Mikimoto had to constantly fight allegations that his pearls were only "imitations" of real pearls, despite scientific reports to the contrary. Mikimoto took advantage of every opportunity to personally promote his pearls, and took part in the 1926 Philadelphia World Exposition in which he displayed a replica of the "Liberty Bell" covered with pearls.

Mikimoto was the official jeweler of the Miss USA (2003–2008), Miss Universe (2002–2007 and 2017–2019) and Miss Teen USA (2002–2008) pageants, under the Miss Universe Organization.

In 2010–11, the company's estimated total sales were €300 million.

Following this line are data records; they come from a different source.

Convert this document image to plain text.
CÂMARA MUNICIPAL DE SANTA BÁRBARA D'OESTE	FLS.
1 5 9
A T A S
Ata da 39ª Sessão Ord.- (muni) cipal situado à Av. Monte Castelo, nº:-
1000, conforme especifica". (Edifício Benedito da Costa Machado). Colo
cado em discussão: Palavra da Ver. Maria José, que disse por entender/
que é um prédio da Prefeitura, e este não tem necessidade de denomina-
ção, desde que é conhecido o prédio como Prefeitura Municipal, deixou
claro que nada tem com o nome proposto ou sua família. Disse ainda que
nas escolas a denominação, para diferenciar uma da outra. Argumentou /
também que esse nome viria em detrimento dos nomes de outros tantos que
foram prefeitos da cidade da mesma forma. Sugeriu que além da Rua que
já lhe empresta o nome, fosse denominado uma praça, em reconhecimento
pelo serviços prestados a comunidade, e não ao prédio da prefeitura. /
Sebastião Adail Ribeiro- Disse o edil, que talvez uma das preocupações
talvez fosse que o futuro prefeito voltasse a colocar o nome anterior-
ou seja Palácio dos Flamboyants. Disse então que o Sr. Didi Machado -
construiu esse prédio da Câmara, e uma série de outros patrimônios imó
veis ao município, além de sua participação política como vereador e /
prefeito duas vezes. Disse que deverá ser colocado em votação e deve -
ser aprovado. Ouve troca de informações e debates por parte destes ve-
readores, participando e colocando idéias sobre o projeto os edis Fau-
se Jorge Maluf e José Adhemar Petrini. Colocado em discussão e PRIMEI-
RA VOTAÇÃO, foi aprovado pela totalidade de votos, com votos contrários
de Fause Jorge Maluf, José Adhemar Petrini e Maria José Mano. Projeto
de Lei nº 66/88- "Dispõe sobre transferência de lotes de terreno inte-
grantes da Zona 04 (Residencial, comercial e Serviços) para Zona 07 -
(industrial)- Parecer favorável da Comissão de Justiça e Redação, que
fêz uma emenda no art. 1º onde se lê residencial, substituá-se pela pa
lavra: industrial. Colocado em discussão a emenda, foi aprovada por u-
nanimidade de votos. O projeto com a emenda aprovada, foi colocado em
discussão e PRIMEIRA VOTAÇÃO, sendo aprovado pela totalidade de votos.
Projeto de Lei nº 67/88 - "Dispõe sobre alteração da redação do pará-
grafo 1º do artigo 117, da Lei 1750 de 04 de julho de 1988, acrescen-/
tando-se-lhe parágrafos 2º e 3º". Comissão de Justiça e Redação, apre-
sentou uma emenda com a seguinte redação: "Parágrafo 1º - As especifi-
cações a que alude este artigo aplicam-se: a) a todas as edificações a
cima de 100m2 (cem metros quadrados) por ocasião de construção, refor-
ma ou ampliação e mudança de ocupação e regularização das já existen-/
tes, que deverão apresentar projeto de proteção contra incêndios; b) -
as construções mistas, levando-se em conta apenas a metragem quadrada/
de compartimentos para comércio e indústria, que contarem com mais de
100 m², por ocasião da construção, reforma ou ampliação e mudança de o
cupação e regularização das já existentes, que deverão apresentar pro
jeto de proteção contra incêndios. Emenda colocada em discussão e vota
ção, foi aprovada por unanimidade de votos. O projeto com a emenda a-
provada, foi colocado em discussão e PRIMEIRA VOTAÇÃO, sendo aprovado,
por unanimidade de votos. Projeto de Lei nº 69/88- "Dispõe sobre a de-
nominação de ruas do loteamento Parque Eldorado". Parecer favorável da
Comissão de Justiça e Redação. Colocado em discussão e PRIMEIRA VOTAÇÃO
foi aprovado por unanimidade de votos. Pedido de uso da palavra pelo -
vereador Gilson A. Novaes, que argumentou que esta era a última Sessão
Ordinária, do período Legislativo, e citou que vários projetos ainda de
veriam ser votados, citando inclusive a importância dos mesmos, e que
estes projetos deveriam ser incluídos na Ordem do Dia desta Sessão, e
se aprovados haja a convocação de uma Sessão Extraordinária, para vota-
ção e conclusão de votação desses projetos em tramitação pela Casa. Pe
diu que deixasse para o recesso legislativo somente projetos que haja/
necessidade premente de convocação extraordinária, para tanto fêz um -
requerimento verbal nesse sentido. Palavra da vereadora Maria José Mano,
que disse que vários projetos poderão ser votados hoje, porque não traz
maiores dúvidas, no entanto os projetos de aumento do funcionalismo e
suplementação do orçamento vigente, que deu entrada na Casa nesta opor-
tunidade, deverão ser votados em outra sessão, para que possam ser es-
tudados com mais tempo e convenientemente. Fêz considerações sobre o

In June 2013, the company was chosen to design a five-piece parure consisting of a brooch, necklace, earrings, bracelet and the state diadem for Princess Kako of Akishino's 20th birthday anniversary, valued at ¥30 Million JPY (US$279,000). The illustrious tiara features both floral motif and national symbols of Japan.

== Personal life ==
Mikimoto's wife was Ume, who was also his partner in creating the cultured pearl. Mikimoto and his wife have five children: Rui (eldest daughter), Mine (second daughter), Yo (third daughter), Ai (youngest daughter), and Ryuzo (son).

On 21 September 1954, Mikimoto died at the age of 96. Mikimoto's personal memorabilia are displayed at Mikimoto Pearl Island Memorial Hall, a museum in Toba, Japan.